Walker immersed herself in her studies, was consistently excellent in them, and after graduation won a scholarship to Spelman College, a small prestigious black women's school in Atlanta, Georgia. After two years, Walker left to attend Sarah Lawrence College in Bronxville, New York. There she majored in literature and studied extensively in Latin poetry and history.

Walker graduated from Sarah Lawrence in 1965, and three years later she published a collection of poetry, Once: Poems. Also in 1968, Walker married Mel Leventhal, a human rights lawyer, and they had a daughter, Rebecca, before they were divorced in the early 1970s. Her first novel, published in 1970, was The Third Life of Grange Copeland. During this time, Walker also held an editorial position at Ms. magazine; Gloria Steinem, editor-in-chief at Ms., was extremely encouraging and supportive of Walker's efforts, ideas, and writing. In 1976, Meridian, Walker's second novel, the story of a woman fighting for civil rights in the American South, was published.

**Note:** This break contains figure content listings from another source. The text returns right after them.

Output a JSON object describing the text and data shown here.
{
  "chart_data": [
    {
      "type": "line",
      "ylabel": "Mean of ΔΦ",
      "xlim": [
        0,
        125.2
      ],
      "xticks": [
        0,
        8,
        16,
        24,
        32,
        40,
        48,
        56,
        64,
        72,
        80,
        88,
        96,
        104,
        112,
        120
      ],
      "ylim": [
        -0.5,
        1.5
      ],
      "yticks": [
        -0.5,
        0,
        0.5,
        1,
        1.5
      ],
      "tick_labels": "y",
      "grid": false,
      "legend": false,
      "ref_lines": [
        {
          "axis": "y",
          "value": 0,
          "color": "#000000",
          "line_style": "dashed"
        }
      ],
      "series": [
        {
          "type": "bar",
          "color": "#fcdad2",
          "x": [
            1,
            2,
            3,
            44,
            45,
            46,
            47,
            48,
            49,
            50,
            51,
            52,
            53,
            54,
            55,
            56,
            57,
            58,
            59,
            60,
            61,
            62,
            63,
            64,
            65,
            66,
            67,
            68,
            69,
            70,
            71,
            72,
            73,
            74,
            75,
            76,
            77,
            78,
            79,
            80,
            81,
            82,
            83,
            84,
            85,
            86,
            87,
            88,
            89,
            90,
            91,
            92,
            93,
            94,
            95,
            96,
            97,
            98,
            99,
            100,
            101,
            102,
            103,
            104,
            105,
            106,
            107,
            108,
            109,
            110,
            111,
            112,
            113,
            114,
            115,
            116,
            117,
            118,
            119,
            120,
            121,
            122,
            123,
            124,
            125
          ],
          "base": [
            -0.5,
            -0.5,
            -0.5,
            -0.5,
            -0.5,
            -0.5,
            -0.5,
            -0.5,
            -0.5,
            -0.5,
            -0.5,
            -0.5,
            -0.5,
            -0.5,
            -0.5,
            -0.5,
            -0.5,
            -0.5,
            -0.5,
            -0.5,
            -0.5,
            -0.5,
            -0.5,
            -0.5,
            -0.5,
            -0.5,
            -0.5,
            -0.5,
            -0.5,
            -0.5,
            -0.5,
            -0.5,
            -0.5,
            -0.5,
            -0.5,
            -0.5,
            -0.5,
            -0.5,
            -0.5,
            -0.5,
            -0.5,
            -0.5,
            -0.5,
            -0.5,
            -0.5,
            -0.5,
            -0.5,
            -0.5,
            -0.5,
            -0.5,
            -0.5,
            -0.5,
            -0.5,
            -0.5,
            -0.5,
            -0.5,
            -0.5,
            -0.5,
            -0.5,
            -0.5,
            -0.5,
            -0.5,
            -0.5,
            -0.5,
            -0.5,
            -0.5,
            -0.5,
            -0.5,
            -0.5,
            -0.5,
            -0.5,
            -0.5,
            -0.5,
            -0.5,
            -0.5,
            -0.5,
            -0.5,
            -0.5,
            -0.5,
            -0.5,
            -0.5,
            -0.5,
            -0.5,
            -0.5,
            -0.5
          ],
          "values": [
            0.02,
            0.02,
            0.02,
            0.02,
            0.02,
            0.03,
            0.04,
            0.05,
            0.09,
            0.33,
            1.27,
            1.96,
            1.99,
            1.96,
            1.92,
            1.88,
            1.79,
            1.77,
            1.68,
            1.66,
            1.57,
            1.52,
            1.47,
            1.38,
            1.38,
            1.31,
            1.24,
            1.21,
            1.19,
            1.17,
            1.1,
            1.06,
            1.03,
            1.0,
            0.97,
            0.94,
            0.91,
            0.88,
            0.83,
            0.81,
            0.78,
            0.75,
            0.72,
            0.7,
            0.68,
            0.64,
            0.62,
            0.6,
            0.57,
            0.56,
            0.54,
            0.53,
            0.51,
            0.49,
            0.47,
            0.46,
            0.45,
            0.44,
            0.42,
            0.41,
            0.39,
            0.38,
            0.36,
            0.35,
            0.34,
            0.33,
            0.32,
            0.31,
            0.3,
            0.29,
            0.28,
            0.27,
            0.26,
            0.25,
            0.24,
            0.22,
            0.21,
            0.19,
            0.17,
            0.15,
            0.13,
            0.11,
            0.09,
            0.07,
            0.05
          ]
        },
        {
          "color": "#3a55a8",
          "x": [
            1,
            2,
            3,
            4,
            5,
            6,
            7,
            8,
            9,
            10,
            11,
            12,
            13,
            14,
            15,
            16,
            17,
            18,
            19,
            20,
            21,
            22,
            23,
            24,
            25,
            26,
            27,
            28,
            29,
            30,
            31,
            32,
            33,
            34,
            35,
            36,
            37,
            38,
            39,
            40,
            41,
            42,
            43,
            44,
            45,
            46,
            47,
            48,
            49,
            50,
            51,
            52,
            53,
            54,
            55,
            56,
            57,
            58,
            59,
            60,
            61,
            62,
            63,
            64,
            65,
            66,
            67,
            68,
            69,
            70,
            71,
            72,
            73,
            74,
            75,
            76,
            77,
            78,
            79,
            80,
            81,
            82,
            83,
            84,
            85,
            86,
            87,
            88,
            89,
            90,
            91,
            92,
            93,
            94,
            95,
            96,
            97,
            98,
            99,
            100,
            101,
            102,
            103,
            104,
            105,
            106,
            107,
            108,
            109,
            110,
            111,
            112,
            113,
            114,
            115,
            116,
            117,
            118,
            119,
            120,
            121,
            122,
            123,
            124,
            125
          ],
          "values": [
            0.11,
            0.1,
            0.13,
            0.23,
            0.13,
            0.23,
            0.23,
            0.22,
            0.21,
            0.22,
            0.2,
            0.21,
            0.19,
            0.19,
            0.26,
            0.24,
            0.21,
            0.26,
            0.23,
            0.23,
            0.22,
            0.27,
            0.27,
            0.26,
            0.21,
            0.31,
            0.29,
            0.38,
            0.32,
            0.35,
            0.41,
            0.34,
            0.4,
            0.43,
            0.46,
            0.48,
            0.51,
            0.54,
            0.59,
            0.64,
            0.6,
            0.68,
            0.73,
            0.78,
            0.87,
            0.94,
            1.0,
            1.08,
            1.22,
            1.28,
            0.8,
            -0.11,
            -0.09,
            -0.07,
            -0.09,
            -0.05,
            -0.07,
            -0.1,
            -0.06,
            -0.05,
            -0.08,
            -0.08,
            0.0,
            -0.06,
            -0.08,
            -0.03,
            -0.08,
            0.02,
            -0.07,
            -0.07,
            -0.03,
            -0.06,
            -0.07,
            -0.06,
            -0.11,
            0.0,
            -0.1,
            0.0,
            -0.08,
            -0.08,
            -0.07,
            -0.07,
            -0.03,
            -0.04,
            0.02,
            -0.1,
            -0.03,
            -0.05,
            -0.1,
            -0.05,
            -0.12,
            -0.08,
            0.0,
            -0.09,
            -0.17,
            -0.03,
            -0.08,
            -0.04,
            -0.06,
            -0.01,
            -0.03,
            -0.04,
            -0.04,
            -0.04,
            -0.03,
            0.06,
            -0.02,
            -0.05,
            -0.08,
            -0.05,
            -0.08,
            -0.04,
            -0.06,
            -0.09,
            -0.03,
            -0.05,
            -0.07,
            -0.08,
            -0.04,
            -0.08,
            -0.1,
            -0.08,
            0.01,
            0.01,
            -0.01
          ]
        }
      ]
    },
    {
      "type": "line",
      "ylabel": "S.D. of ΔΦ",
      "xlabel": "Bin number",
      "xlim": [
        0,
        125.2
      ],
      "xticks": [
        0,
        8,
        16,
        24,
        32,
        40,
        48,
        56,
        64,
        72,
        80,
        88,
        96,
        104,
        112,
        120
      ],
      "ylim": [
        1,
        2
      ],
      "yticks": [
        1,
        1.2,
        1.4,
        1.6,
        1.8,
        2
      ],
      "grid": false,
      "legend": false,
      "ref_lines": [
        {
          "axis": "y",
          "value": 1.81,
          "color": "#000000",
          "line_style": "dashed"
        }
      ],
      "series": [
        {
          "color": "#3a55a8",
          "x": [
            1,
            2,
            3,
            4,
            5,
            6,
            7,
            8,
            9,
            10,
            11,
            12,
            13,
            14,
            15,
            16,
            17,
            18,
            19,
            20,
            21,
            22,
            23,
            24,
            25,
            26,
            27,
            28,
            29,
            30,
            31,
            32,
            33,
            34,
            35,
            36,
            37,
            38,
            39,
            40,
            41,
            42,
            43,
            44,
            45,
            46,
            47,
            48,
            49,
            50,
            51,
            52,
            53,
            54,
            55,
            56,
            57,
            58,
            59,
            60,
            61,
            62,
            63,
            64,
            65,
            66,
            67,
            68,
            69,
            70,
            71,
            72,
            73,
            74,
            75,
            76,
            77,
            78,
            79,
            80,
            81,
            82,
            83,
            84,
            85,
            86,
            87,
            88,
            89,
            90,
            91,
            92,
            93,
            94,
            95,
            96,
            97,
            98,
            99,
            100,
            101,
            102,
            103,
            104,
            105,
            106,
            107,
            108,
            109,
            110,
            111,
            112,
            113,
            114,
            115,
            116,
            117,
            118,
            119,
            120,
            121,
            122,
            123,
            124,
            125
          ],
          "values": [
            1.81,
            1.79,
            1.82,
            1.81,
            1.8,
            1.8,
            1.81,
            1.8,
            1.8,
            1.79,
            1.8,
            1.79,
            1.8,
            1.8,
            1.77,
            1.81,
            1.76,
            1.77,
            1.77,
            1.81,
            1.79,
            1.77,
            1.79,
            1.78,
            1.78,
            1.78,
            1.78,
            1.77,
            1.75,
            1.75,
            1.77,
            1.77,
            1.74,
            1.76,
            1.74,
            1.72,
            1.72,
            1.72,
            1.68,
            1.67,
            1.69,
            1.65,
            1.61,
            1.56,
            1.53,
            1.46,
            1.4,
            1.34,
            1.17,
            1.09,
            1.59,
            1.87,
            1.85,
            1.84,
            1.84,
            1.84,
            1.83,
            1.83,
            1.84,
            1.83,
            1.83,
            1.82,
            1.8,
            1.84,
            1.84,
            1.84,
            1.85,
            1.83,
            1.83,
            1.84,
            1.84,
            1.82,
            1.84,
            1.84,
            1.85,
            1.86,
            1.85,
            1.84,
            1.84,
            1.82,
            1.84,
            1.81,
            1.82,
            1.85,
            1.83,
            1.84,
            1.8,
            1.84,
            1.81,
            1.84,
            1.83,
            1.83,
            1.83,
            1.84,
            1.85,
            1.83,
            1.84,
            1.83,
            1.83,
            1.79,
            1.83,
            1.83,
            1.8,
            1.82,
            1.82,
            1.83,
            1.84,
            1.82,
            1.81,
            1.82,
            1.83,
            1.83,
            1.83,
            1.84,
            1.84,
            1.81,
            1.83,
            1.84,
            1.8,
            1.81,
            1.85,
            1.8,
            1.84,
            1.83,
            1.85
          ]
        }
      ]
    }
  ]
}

In 1982, Walker received the Pulitzer Prize for Literature for her third novel, The Color Purple. Following this great achievement, she published a collection of essays, In Search of Our Mothers’ Gardens, in 1983, and in 1984 released a collection of poems, Horses Make a Landscape Look More Beautiful. She has also published the Temple of My Familiar (1989) and Possessing the Secret of Joy (1992), along with children’s books and non-fiction work.